Repost: Dark Emu – Bruce Pascoe

“So there’s this book called Dark Emu about how the Australian aborigines actually had pretty intensive cultivation before the British or whoever came….”
“What? Well, that’s a lie.”
“No, no, see, he has first-hand, primary sources and so on. He says they practiced intensive cultivation of things like grass and yams…”
“For the seed grain.”
“He thinks its akin to the primitive levels of cultivation of wheat. You know, historically.”
“Grass seeds are not as nutritious as wheat.”
“Well, like, the grass species they used were in the process of being domesticated, the same way it was in Mesopotamia. Only the process was interrupted. Or something like that, I think he thinks.”
“That would be smart except that that didn’t happen in Mesopotamia, either.”
“Well, yes, but the primary sources do say they did have huge fields of grass–”
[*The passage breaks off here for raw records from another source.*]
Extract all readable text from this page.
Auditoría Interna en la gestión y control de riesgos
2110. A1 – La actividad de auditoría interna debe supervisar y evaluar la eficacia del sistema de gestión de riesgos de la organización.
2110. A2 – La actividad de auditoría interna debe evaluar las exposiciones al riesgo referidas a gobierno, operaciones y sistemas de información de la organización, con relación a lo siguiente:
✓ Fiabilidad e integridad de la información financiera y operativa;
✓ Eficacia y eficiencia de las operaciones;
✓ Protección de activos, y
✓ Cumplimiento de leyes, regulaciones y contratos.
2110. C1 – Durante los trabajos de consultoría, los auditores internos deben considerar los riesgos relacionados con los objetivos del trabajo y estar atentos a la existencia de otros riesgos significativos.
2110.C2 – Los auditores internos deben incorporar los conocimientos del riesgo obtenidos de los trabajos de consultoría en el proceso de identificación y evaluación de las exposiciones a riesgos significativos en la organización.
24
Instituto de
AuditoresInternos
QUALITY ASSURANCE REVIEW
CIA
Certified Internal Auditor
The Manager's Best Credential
“Yeah, and huge, huge fields of yams, as far as the eye could see. What they did is they used fire, like all the native peoples. They didn’t cultivate because they didn’t have domesticated animals to pull plows. I’m sure they were able to have large areas to harvest, in places like the coasts where you can do that kind of thing. This guy is just a bleeding-heart liberal environmentalist who doesn’t know anything about agriculture. Have you thought about changing your major to English?”
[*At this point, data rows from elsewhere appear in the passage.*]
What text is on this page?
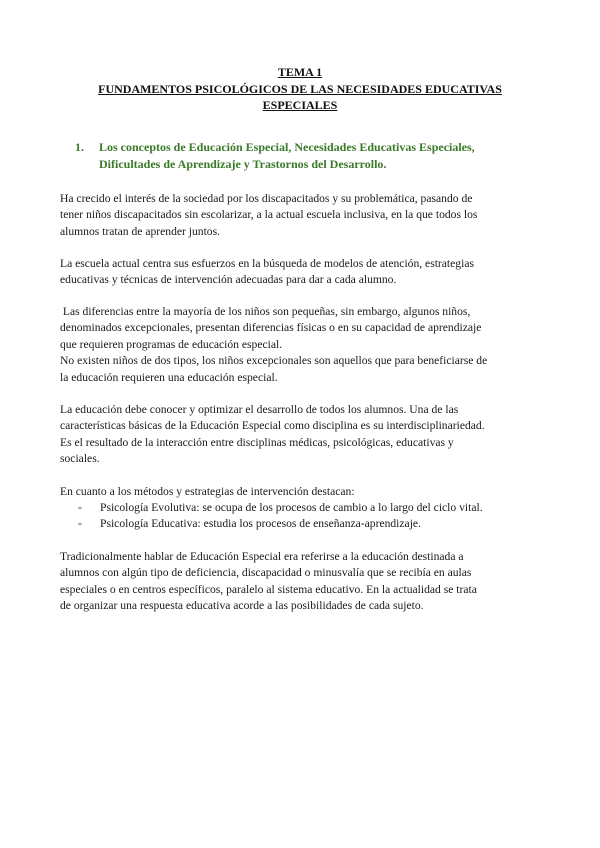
TEMA 1
FUNDAMENTOS PSICOLÓGICOS DE LAS NECESIDADES EDUCATIVAS
ESPECIALES
1. Los conceptos de Educación Especial, Necesidades Educativas Especiales,
Dificultades de Aprendizaje y Trastornos del Desarrollo.

Ha crecido el interés de la sociedad por los discapacitados y su problemática, pasando de
tener niños discapacitados sin escolarizar, a la actual escuela inclusiva, en la que todos los
alumnos tratan de aprender juntos.

La escuela actual centra sus esfuerzos en la búsqueda de modelos de atención, estrategias
educativas y técnicas de intervención adecuadas para dar a cada alumno.

Las diferencias entre la mayoría de los niños son pequeñas, sin embargo, algunos niños,
denominados excepcionales, presentan diferencias físicas o en su capacidad de aprendizaje
que requieren programas de educación especial.
No existen niños de dos tipos, los niños excepcionales son aquellos que para beneficiarse de
la educación requieren una educación especial.

La educación debe conocer y optimizar el desarrollo de todos los alumnos. Una de las
características básicas de la Educación Especial como disciplina es su interdisciplinariedad.
Es el resultado de la interacción entre disciplinas médicas, psicológicas, educativas y
sociales.

En cuanto a los métodos y estrategias de intervención destacan:

- Psicología Evolutiva: se ocupa de los procesos de cambio a lo largo del ciclo vital.
- Psicología Educativa: estudia los procesos de enseñanza-aprendizaje.

Tradicionalmente hablar de Educación Especial era referirse a la educación destinada a
alumnos con algún tipo de deficiencia, discapacidad o minusvalía que se recibía en aulas
especiales o en centros específicos, paralelo al sistema educativo. En la actualidad se trata
de organizar una respuesta educativa acorde a las posibilidades de cada sujeto.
“Well, that’s another part of his thesis. He thinks that since they didn’t plow and there were no hoofed animals, this had a beneficial impact on the soil, since there weren’t any sheep to overgraze and the soil stayed covered almost year-round. So there are places now are desert that used to be able to support a, not necessarily a large, population.”
“Nope. Nope. Did not happen. You see, Anthropology and Sociology majors have to to do something to pay off their college loans, so they have to go and come up with things like this. It makes him feel good to think about the pure, innocent, primitive natives being out there, secretly being very smart but not as smart as he is. English majors just get jobs teaching school and reading books.”
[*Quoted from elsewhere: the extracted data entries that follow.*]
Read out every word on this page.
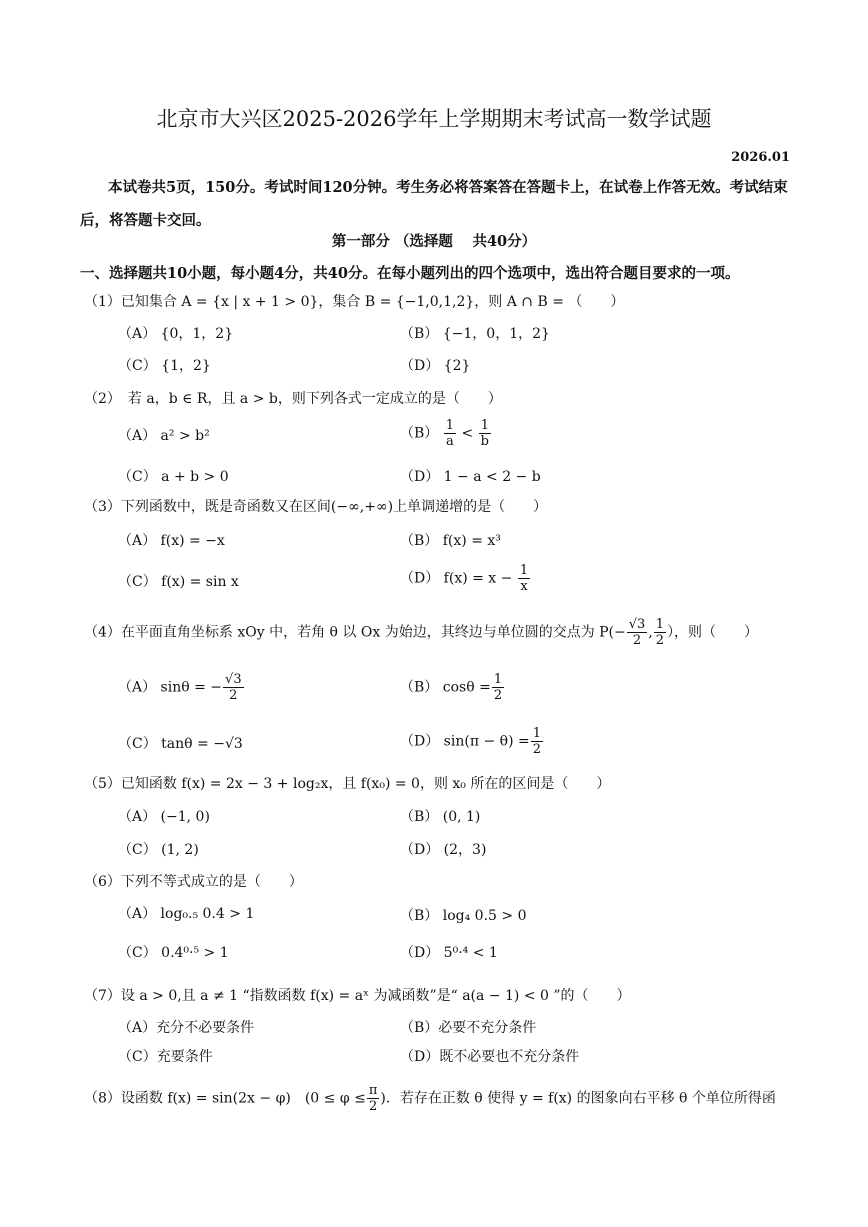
北京市大兴区2025-2026学年上学期期末考试高一数学试题
2026.01
本试卷共5页，150分。考试时间120分钟。考生务必将答案答在答题卡上，在试卷上作答无效。考试结束后，将答题卡交回。
第一部分 （选择题　 共40分）
一、选择题共10小题，每小题4分，共40分。在每小题列出的四个选项中，选出符合题目要求的一项。
（1）已知集合 A = {x | x + 1 > 0}，集合 B = {−1,0,1,2}，则 A ∩ B = （　　）
（A） {0，1，2}	（B） {−1，0，1，2}
（C） {1，2}	（D） {2}
（2）　若 a，b ∈ R，且 a > b，则下列各式一定成立的是（　　）
（A） a² > b²	$(B) \frac{1}{a} < \frac{1}{b}$
（C） a + b > 0	（D） 1 − a < 2 − b
（3）下列函数中，既是奇函数又在区间(−∞,+∞)上单调递增的是（　　）
（A） f(x) = −x	（B） f(x) = x³
（C） f(x) = sin x	（D） $f(x) = x - \frac{1}{x}$
（4）在平面直角坐标系 xOy 中，若角 θ 以 Ox 为始边，其终边与单位圆的交点为 $P(- \frac{√3}{2}$ , $\frac{1}{2}$ ），则（　　）
（A） sinθ = − $\frac{√3}{2}$	（B） $\cos\theta = \frac{1}{2}$
（C） tanθ = −√3	（D） $\sin(\pi - \theta) = \frac{1}{2}$
（5）已知函数 f(x) = 2x − 3 + log₂x，且 f(x₀) = 0，则 x₀ 所在的区间是（　　）
（A） (−1, 0)	（B） (0, 1)
（C） (1, 2)	（D） (2，3)
（6）下列不等式成立的是（　　）
（A） log₀.₅ 0.4 > 1	（B） log₄ 0.5 > 0
（C） 0.4⁰·⁵ > 1	（D） 5⁰·⁴ < 1
（7）设 a > 0,且 a ≠ 1 “指数函数 f(x) = aˣ 为减函数”是“ a(a − 1) < 0 ”的（　　）
（A）充分不必要条件	（B）必要不充分条件
（C）充要条件	（D）既不必要也不充分条件
（8）设函数 f(x) = sin(2x − φ)　($0 \le \varphi \le \frac{\pi}{2}$ )．若存在正数 θ 使得 y = f(x) 的图象向右平移 θ 个单位所得函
“Well, he has primary sources! And sheep are very destructive! They could have contributed.”
“Yes, and he thinks that’s a strong argument because he’s an academic. He’s never heard of rotational grazing. No farmer wants to destroy his own pasture, why would he?”
“Well, I’m against sheep on general principles anyway. And Australia has had real trouble with introduced species. Like cane toads. And rabbits.”
“Uh-huh, and are they complaining about rabbits in the original sources?”
“No! Look, what he’s saying boils down to is that the aborigines had a pretty good established system of management for the land that was very different from the European system, that one didn’t necessarily work as well. And that they had some pretty sophisticated other technologies as well, like fish traps and animal traps.”
“And if you teach high school English to the kids, you can assign them books about living off the land and learning how to make bear traps from tree bark. What was that book you used to like? It was about the two boys out in the woods.”
“See, I thought his book was interesting because it seemed like a very elvish way of cultivating the land. You live in harmony with nature, and you get a giant harvest–”
“–of grass–”
“But you use minimal effort and you manipulate the landscape so the whole system works for you.”
“Wrong. Elves live in cities made of stone and glass and they plunder the earth to mine gold and jewels. I read it in a book.”
“….those are city elves, dad.”
“City elves are better than country elves. Who wants to be a country bumpkin elf when you could be a sophisticated and glamorous–”

[Note….This was a more-or-less verbatim conversation. I keep reposting it because it makes me laugh every time.]